Well, he never got his kiss, and I never got my husband. But the main thing I wanted in life was a child, a little girl I would name Asaiah.
At night I would dream about a baby girl with brown, curly hair, and big beautiful light brown eyes. She had two dimples in her smile. But I don't think I was dreaming about the baby I would conceive. Although I want to have a baby of my own, I don't think I will be able to because I am so skinny-only one hundred and ten pounds on a tall frame. I try to gain weight, but my problem seems to be genetic.
Because I have longed for my own child, but can't seem to realize my dream, I have a job, counseling women who need to learn how to care for their babies. I find deep satisfaction in this job because I get the joyful experience of holding and caring for the babies while talking to their mothers. I also feel I am having a positive impact on their lives, which makes me feel good way down inside.
One afternoon, nearly a year after I saw the homeless girl, I went to the grocery store after work, seeking food with high calories. I don't know why I even try, since my efforts to gain weight are always futile. I walked down the baby food aisle. All of the flavors did not seem real to me. Carrot, pea, peach, banana, apricot, corn, and beef-it's as if the baby could talk and request a certain flavor.
I felt a light tap on my shoulder. "Excuse me, ma'am." I turned around to see a tall, slender girl in a yellow summer dress and a jean hat. She held my pocketbook in her hand. "You dropped this in the diaper aisle."
"Oh, thanks." I wondered if she had looked inside it.
"Do you have any children?" She asked me.
"No, but I work with infants, so I guess this is why I was looking around in this section." I laughed, wondering if she would find this explanation believable. I had the distinct sensation of having seen her somewhere before.
"This is not the first time I've seen you," she said.
Just then I heard a baby crying. The young woman ran to the end of the aisle and got her grocery cart. Her baby was in a carrier, wrapped in a pink blanket.
"She was asleep," she said, when she returned. "She must have just wakened up."

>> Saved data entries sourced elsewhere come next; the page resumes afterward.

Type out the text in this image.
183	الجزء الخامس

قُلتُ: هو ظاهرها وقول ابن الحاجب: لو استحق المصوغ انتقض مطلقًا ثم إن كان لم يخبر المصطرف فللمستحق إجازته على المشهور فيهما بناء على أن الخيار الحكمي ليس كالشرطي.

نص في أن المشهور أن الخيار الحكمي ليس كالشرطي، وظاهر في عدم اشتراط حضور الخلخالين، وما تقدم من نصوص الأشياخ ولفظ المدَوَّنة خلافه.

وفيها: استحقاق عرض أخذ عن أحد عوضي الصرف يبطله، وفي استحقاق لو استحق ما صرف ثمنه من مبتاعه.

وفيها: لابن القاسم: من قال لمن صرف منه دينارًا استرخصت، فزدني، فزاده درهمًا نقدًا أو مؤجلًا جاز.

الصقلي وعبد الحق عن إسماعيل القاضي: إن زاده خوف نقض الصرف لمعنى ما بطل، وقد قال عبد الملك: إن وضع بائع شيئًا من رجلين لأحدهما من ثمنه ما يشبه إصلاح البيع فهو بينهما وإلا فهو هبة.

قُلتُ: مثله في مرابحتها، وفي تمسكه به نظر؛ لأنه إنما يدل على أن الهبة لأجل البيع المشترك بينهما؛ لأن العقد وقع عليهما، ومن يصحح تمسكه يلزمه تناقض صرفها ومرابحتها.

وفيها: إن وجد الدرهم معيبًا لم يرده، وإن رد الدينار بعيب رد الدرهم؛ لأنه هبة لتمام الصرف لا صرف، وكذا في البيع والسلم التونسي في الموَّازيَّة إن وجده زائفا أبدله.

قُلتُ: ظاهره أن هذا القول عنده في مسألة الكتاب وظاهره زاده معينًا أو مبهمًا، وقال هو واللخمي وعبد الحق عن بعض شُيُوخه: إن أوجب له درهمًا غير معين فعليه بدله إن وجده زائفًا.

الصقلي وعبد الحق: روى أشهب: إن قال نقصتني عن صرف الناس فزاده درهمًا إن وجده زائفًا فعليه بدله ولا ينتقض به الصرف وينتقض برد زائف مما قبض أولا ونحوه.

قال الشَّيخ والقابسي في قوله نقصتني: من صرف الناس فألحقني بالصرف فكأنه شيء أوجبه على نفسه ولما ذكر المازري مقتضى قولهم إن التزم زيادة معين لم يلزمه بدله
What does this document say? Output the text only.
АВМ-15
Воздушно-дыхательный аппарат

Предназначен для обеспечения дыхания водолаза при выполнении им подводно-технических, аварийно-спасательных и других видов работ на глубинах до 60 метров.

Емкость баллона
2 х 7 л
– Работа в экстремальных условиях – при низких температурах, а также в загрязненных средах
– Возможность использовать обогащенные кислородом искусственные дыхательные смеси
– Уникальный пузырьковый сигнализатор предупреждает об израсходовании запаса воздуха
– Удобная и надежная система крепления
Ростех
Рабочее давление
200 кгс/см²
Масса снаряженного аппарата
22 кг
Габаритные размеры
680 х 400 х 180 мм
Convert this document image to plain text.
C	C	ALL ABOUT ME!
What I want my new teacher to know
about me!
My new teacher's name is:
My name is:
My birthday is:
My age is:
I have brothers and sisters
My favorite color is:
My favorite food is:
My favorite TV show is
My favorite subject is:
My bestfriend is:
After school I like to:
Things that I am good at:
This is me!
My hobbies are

I asked if I could see her baby. As she placed the baby in my arms, I saw her face. She was the exact baby from my dreams. I gasped.
"Are you OK?" the young woman asked.
"Yes, yes," I said. "This baby is so healthy looking. I-just thought I had seen her somewhere before."
"You fed her," the woman said. The expression in her eyes looked as if she wanted to thank me for something.
I looked at her questioningly. I couldn't remember feeding a child in my office. "Were you one of my clients?
"No," the young woman smiled, "But I was pregnant and hungry. You came to me and gave me sandwiches, a banana, a carrot, apple juice and chocolate candy. You saved my daughter and me from hunger. Her name is Asaiah."